22 Aralık 2019 Pazar

AVRUPA BİRLİĞİ’NİN SANAYİ POLİTİKASI VE TÜRK SANAYİSİNE ETKİLERİ., BÖLÜM 2

AVRUPA BİRLİĞİ’NİN SANAYİ POLİTİKASI VE TÜRK SANAYİSİNE ETKİLERİ., BÖLÜM 2


2.2.1. Girişim ve Girişimcilik için Çok Yıllı Program 

2001-2005 dönemindeki belli başlı hedeflere ulaşmada gelişme kaydetmek üzere, “Girişim ve Girişimcilik için Çok Yıllı Program” ortaya koyulmuştur. 
KOBİ’ler geniş Avrupa Bilgi Merkezleri ağından ve daha sonraki aşamalarda KOBİ’ler için finansmanı kolaylaştıran programlardan yararlanacaklardır. 
Programın mali portresi 450 milyon Euro’dur (Schmahl ve Koch, 2001:26). 

2.2.1.1. Avrupa Bilgi Merkezleri (Euro Info Centres) 

Avrupa Bilgi Merkezleri, KOBİ’lerin AB ve Tek Pazar’a adaptasyonunu hızlandırmak için Avrupa Komisyonu, Girişimler Genel Müdürlüğü’nün 1987 
yılında oluşturmaya başladığı KOBİ bilgi ağıdır. KOBİ'lerle doğrudan bağlantı içinde olan kamu, özel veya karma yapıya sahip ticaret odaları, kalkınma ajansları vb. kurumlardan oluşan bir ağ çerçevesinde yapılanan Avrupa Bilgi Merkezleri, işletmeleri Birlik programları ve politikalarına ilişkin alanlarda bilgilendirme, yönlendirme, danışmanlık sağlama ve destek verme işlevlerini yürütmektedir. Böylece, ihracat fırsatları, AB bütçesinden finanse edilen projelere katılım gibi AB’nin sağladığı imkanlara KOBİ’lerin daha kolay erişimine yardımcı olmaktadır. Bu bağlamda broşür, bilgi bültenleri gibi çeşitli dokümanlar işletmelerin kullanımına sunulmakta; ayrıca seminer ve konferanslar düzenlenmektedir. Ortak arayışında işletmelere yardımcı olunması da Avrupa Bilgi Merkezlerinin faaliyet alanı içine girmektedir. 
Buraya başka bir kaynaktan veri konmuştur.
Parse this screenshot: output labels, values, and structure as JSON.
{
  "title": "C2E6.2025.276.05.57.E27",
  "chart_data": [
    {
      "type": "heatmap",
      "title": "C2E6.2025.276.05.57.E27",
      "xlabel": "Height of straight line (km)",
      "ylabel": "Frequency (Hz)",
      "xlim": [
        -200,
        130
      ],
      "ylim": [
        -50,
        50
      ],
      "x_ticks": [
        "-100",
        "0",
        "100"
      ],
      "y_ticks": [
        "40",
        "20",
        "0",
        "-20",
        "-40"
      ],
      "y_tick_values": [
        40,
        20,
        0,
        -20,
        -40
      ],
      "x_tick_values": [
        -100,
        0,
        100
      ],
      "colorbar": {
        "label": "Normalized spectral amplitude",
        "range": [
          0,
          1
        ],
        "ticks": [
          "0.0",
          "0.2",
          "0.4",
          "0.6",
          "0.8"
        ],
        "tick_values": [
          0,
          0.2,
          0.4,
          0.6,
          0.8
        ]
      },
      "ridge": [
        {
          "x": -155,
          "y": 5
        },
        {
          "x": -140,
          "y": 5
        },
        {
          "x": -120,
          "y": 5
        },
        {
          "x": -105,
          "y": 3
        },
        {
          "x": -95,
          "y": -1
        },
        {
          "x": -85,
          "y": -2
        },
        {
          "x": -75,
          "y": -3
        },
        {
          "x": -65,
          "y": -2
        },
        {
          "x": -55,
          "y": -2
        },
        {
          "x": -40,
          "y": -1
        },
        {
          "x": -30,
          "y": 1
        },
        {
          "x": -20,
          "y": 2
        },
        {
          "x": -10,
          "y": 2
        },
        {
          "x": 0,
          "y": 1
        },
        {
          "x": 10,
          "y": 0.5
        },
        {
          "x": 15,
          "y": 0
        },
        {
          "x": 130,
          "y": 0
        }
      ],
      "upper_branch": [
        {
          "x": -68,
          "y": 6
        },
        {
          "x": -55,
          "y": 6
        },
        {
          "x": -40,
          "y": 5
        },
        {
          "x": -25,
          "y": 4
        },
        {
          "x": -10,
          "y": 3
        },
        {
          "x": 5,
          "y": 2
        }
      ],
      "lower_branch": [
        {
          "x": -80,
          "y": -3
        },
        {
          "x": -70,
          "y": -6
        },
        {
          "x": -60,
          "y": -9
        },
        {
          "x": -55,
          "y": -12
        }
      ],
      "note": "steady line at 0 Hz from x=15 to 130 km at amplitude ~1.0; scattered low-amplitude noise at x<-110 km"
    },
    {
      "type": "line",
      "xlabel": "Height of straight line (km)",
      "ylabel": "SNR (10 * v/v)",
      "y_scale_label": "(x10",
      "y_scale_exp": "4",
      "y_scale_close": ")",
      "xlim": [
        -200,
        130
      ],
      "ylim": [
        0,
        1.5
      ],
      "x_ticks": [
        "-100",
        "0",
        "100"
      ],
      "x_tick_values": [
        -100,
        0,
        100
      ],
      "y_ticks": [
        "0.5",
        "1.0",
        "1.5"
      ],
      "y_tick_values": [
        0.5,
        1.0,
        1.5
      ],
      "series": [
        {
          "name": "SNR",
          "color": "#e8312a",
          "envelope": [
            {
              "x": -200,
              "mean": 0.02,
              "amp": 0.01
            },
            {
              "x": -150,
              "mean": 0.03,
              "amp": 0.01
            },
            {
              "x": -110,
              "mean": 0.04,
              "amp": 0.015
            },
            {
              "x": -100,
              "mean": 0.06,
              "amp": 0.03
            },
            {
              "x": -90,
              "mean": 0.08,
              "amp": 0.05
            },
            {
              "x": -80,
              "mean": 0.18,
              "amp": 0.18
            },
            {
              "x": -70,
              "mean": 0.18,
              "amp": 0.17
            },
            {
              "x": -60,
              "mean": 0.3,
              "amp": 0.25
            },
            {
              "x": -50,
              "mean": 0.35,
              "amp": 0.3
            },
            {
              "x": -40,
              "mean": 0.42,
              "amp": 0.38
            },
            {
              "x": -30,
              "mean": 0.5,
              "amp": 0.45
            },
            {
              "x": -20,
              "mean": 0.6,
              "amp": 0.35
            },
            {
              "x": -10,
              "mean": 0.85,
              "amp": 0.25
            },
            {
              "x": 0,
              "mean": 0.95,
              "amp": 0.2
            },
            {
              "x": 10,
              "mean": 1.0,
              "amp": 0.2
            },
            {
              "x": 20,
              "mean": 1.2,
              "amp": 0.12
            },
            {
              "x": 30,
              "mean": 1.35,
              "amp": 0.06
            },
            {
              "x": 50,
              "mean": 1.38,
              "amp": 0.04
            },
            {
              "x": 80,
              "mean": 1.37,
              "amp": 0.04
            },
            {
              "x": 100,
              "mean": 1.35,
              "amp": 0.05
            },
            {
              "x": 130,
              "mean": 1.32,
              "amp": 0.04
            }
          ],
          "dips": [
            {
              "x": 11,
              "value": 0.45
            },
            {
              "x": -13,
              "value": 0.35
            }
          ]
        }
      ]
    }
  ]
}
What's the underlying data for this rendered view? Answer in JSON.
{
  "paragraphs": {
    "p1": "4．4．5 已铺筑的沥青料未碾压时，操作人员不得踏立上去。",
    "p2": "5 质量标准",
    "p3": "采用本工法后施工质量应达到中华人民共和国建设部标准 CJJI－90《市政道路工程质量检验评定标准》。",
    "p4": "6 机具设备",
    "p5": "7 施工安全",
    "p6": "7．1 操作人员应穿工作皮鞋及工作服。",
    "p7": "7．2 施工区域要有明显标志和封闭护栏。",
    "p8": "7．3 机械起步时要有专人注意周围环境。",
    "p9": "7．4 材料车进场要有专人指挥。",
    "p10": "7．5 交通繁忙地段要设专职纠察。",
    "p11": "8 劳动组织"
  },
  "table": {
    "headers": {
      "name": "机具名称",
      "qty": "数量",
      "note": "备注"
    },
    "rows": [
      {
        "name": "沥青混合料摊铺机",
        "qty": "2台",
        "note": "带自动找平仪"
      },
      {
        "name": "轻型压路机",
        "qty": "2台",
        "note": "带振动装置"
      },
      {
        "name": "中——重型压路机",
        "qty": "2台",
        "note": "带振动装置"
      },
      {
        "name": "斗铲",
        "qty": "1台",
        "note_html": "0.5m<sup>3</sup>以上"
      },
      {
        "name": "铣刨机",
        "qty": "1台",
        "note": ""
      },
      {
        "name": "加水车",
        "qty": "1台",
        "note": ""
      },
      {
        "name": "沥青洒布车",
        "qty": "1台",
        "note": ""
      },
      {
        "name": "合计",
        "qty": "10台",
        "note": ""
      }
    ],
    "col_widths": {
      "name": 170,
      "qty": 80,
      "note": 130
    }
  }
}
Avrupa Bilgi Merkezleri Projesi, 35 ülkede kurulu 325 Avrupa Bilgi Merkezi tarafından yürütülmektedir. Ankara’da da 1994 yılında bir Avrupa Bilgi Değişim 
Merkezi kurulmuştur (KOSGEB Avrupa Bilgi Değişim Merkezi). Türkiye’nin Çok Yıllı Programa katılımı çerçevesinde bu merkezin tam anlamıyla bir Avrupa Bilgi 
Merkezi konumuna getirilmesi öngörülmektedir. 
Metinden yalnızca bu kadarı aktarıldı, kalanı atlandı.